Monday, March 27, 2006

Chaos! The New Guy Syndrome

Churn, and your game. And a long, rambling bleaaaaarrrrrgh.

There's a lot of data on how churn works. In a facility, in a company, in a nation. There's not a whole lot about how it works in a game... at least, not carefully printed up. But the data is there.

With a stable group of people, you can get away with incredible efficiencies through rules that have no need for enforcement. You can make tenuous rules that are followed because of the pressure holding the team together.

As you start acquiring churn, the surface tension is broken. The pressure which keeps the team cohesive disintigrates. The higher the churn, the less pressure naturally forms. The less pressure, the less shortcuts you can take. Tenuous rules are annihilated by the waves of new arrivals, whether they be new hires, immigrants, or new players.

Obviously, the situation are complex, and the same effect can be triggered by an "economic quake", shaking the population out of their cohesion and effectively (temporarily) making them into new hires. I can talk about countries, religions, and companies: all suffer from these effects. Tenuous rules that always worked before, but they work worse every day now.

But not all high-churn organizations have this chaotic, uncontrolled environment. Fraternaties and the military, for example. These have some of the highest churn rates possible, but most of the new recruits end up being very loyal to the organization. Sure, they cause trouble both inside and outside the organization - but they are proud to be in the organization.

Cults are even more effective.


The answer is obvious to anyone who's looked into the matter - or been through the matter. When you join a high-churn system that knows what it is doing, it takes over your life and - here's the kicker - bonds you to a team made primarily of other new, confused recruits.

When you join a high-churn system that doesn't know what it's doing, it just lets you waltz in. When you get there, you don't have any particular fondness for the organization, or any particular urge to waltz down the path they have prepared for you.

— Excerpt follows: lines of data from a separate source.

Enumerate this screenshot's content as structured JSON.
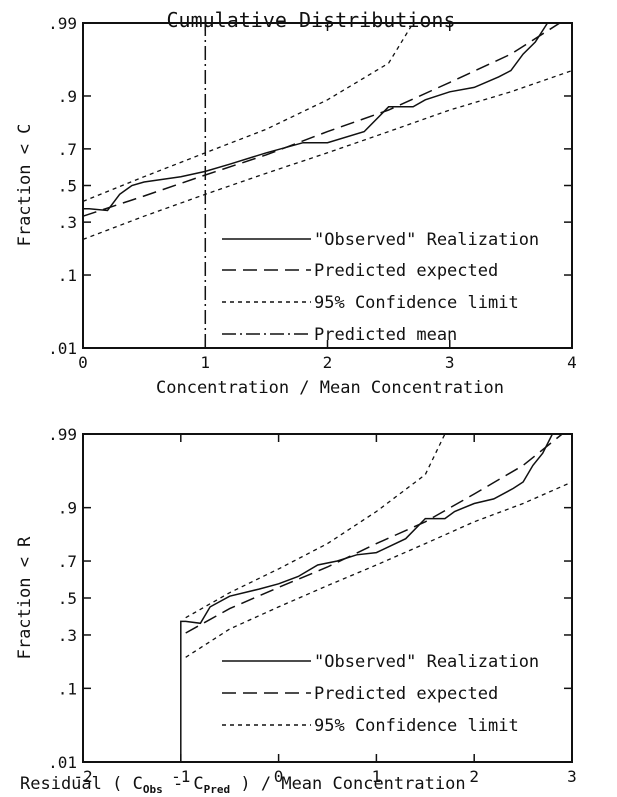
{
  "chart_data": [
    {
      "type": "line",
      "title": "Cumulative Distributions",
      "xlabel": "Concentration / Mean Concentration",
      "ylabel": "Fraction < C",
      "xlim": [
        0,
        4
      ],
      "y_scale": "normal-probability",
      "ylim": [
        0.01,
        0.99
      ],
      "x_ticks": [
        "0",
        "1",
        "2",
        "3",
        "4"
      ],
      "y_ticks": [
        {
          "value": 0.01,
          "label": ".01"
        },
        {
          "value": 0.1,
          "label": ".1"
        },
        {
          "value": 0.3,
          "label": ".3"
        },
        {
          "value": 0.5,
          "label": ".5"
        },
        {
          "value": 0.7,
          "label": ".7"
        },
        {
          "value": 0.9,
          "label": ".9"
        },
        {
          "value": 0.99,
          "label": ".99"
        }
      ],
      "legend_position": "bottom-right",
      "series": [
        {
          "name": "\"Observed\" Realization",
          "style": "solid",
          "x": [
            0.0,
            0.05,
            0.2,
            0.3,
            0.4,
            0.5,
            0.6,
            0.8,
            1.0,
            1.2,
            1.5,
            1.8,
            2.0,
            2.3,
            2.5,
            2.7,
            2.8,
            3.0,
            3.2,
            3.4,
            3.5,
            3.6,
            3.7,
            3.8,
            4.0
          ],
          "y": [
            0.37,
            0.37,
            0.36,
            0.45,
            0.5,
            0.52,
            0.53,
            0.55,
            0.58,
            0.62,
            0.68,
            0.73,
            0.73,
            0.78,
            0.87,
            0.87,
            0.89,
            0.91,
            0.92,
            0.94,
            0.95,
            0.97,
            0.98,
            0.99,
            0.99
          ]
        },
        {
          "name": "Predicted expected",
          "style": "long-dash",
          "x": [
            0,
            0.5,
            1,
            1.5,
            2,
            2.5,
            3,
            3.5,
            3.9
          ],
          "y": [
            0.33,
            0.44,
            0.56,
            0.67,
            0.78,
            0.86,
            0.93,
            0.97,
            0.99
          ]
        },
        {
          "name": "95% Confidence limit",
          "style": "short-dash",
          "x": [
            0,
            0.5,
            1,
            1.5,
            2,
            2.5,
            2.7
          ],
          "y": [
            0.41,
            0.55,
            0.68,
            0.79,
            0.89,
            0.96,
            0.99
          ]
        },
        {
          "name": "",
          "style": "short-dash",
          "x": [
            0,
            0.5,
            1,
            1.5,
            2,
            2.5,
            3,
            3.5,
            4
          ],
          "y": [
            0.22,
            0.33,
            0.45,
            0.57,
            0.68,
            0.78,
            0.86,
            0.91,
            0.95
          ]
        },
        {
          "name": "Predicted mean",
          "style": "dash-dot",
          "x": [
            1,
            1
          ],
          "y": [
            0.01,
            0.99
          ]
        }
      ]
    },
    {
      "type": "line",
      "title": "",
      "xlabel_parts": [
        "Residual  ( C",
        "Obs",
        " - C",
        "Pred",
        " ) / Mean Concentration"
      ],
      "ylabel": "Fraction < R",
      "xlim": [
        -2,
        3
      ],
      "y_scale": "normal-probability",
      "ylim": [
        0.01,
        0.99
      ],
      "x_ticks": [
        "-2",
        "-1",
        "0",
        "1",
        "2",
        "3"
      ],
      "y_ticks": [
        {
          "value": 0.01,
          "label": ".01"
        },
        {
          "value": 0.1,
          "label": ".1"
        },
        {
          "value": 0.3,
          "label": ".3"
        },
        {
          "value": 0.5,
          "label": ".5"
        },
        {
          "value": 0.7,
          "label": ".7"
        },
        {
          "value": 0.9,
          "label": ".9"
        },
        {
          "value": 0.99,
          "label": ".99"
        }
      ],
      "legend_position": "bottom-right",
      "series": [
        {
          "name": "\"Observed\" Realization",
          "style": "solid",
          "x": [
            -1.0,
            -1.0,
            -0.95,
            -0.8,
            -0.7,
            -0.5,
            -0.2,
            0.0,
            0.2,
            0.4,
            0.6,
            0.8,
            1.0,
            1.3,
            1.5,
            1.7,
            1.8,
            2.0,
            2.2,
            2.4,
            2.5,
            2.6,
            2.7,
            2.8,
            3.0
          ],
          "y": [
            0.01,
            0.37,
            0.37,
            0.36,
            0.45,
            0.51,
            0.55,
            0.58,
            0.62,
            0.68,
            0.7,
            0.73,
            0.74,
            0.8,
            0.87,
            0.87,
            0.89,
            0.91,
            0.92,
            0.94,
            0.95,
            0.97,
            0.98,
            0.99,
            0.99
          ]
        },
        {
          "name": "Predicted expected",
          "style": "long-dash",
          "x": [
            -0.95,
            -0.5,
            0,
            0.5,
            1,
            1.5,
            2,
            2.5,
            2.9
          ],
          "y": [
            0.31,
            0.44,
            0.56,
            0.67,
            0.78,
            0.86,
            0.93,
            0.97,
            0.99
          ]
        },
        {
          "name": "95% Confidence limit",
          "style": "short-dash",
          "x": [
            -0.95,
            -0.5,
            0,
            0.5,
            1,
            1.5,
            1.7
          ],
          "y": [
            0.39,
            0.53,
            0.66,
            0.78,
            0.89,
            0.96,
            0.99
          ]
        },
        {
          "name": "",
          "style": "short-dash",
          "x": [
            -0.95,
            -0.5,
            0,
            0.5,
            1,
            1.5,
            2,
            2.5,
            3
          ],
          "y": [
            0.2,
            0.33,
            0.45,
            0.57,
            0.68,
            0.78,
            0.86,
            0.91,
            0.95
          ]
        }
      ]
    }
  ]
}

The high-pressure team-ups of the military don't make people follow tenuous rules. They just make people follow solid rules with vigor. A high-churn system which survives very long learns quickly to enforce all its rules, whether with force or with peer pressure. It drops the unenforceable ones and replaces them with useful variants.

Most countries haven't done this. Some countries, like the USA, started as immigrant countries and therefore did this quite well for several centuries. Of course, we've been putting in unenforceable rules for the past century or so, and it shows as our cohesion suffers. Please note: protestors, at least here in America, aren't showing a lack of cohesion. The lack of cohesion is manifest in the parasites in the system. The people who break and abuse rules without being stopped or punished.

Now, sticky politics aside, your game is a high-churn system. I mean, duh. Even in its stable late life, your game will have a higher level of churn than any company roster.

So... how can you survive?

By learning from the most successful high-churn systems.

I'm not going to talk about the rules. I've talked about them before, and this essay isn't exactly short even without those paragraphs. So, let's talk about the one other option which games don't use:

The "take over your life and bond you with a bunch of other newbs" approach.

The military, high-aggression religions, and cults all do this. And when they do this, it turns out powerfully. The new recruits are bonded not only to the organization directly, but to other people who they only know inside the organization (and, therefore, must stay in the organization to stay with them).

The problem is, of course, that it's the pressure cooker approach. Most players don't like being pressure cooked, and are likely to simply turn off the game. Plus, pressure cooking requires at least four straight hours. What percentage of players have that available?

Is there a low-pressure pressure cooker which can be turned on and off at will? How about just setting every new joiner up with the four people to join immediately before him and the four people to join immediately after him? As primary contacts?

I'm sure there are lots of solutions. Can anyone else think of any?